From the supply standpoint, the gross natural gas production declined by 1.6% during last week; it was still 1.3% higher than the production level last year. Conversely, imports from Canada jumped by 18.4% week over week; imports were also 32% higher than in 2013. The total U.S. natural gas supply slightly rose by 0.5% compared to last week. If the supply continues to slowly rise, it may pressure down the price of natural gas.
Based on Baker Hughes' recent weekly update, the natural gas rotary rig count slightly rose by 2 rigs to 358 rigs. The rig count is still 17% below the number of rigs recorded in 2013.
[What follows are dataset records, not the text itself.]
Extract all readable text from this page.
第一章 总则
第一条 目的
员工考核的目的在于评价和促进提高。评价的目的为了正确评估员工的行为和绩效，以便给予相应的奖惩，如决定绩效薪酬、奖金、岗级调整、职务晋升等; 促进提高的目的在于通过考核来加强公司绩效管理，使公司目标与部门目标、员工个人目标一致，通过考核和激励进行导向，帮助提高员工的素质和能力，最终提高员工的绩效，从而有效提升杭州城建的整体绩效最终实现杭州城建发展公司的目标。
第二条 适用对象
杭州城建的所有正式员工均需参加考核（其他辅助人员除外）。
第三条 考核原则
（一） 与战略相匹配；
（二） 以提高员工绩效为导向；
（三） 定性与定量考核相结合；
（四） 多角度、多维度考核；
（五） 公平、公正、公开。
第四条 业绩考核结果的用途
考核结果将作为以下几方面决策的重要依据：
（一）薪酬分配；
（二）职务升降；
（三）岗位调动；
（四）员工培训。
Therefore, during the previous week, the natural gas supply slightly rose, but the demand spiked because of a sharp rise in demand in the residential/commercial and power sectors. According to the EIA's supply/demand balance, the supply remained well below the total natural gas consumption, and the gap between the two has widened in recent weeks. If demand remains much higher than the supply so that the gap between supply and demand remains wide, the price of natural gas could maintain its high position.
Weather and natural gas
During last week, U.S. temperatures were cooler than normal. In the coming weeks, the recent forecasts show that temperatures may continue to be below normal levels in most parts of East coast, Northwest and Mideast. The temperatures are expected to reach above normal levels in parts of the Southwest. Based on this projection of below normal temperatures in many parts of the U.S, the demand for natural gas in the residential/commercial sector is likely to remain high in the coming weeks. Moreover, the heating degrees days in the U.S. are expected to remain above normal and last year. This could serve as another indication that the demand for heating will continue to be higher than normal in the coming weeks.
The high volatility in natural gas market is likely to remain in the coming weeks. The projected colder than normal weather in most parts of the U.S., the high heating degrees and low storage levels are likely to keep the natural gas tight. The consumption in the residential/commercial and power sectors is likely to maintain its high level, which will keep the wide gap between supply and demand. Finally, the ongoing rise in imports from Canada could eventually loosen the natural gas market, which may keep the price of natural gas from reaching new highs.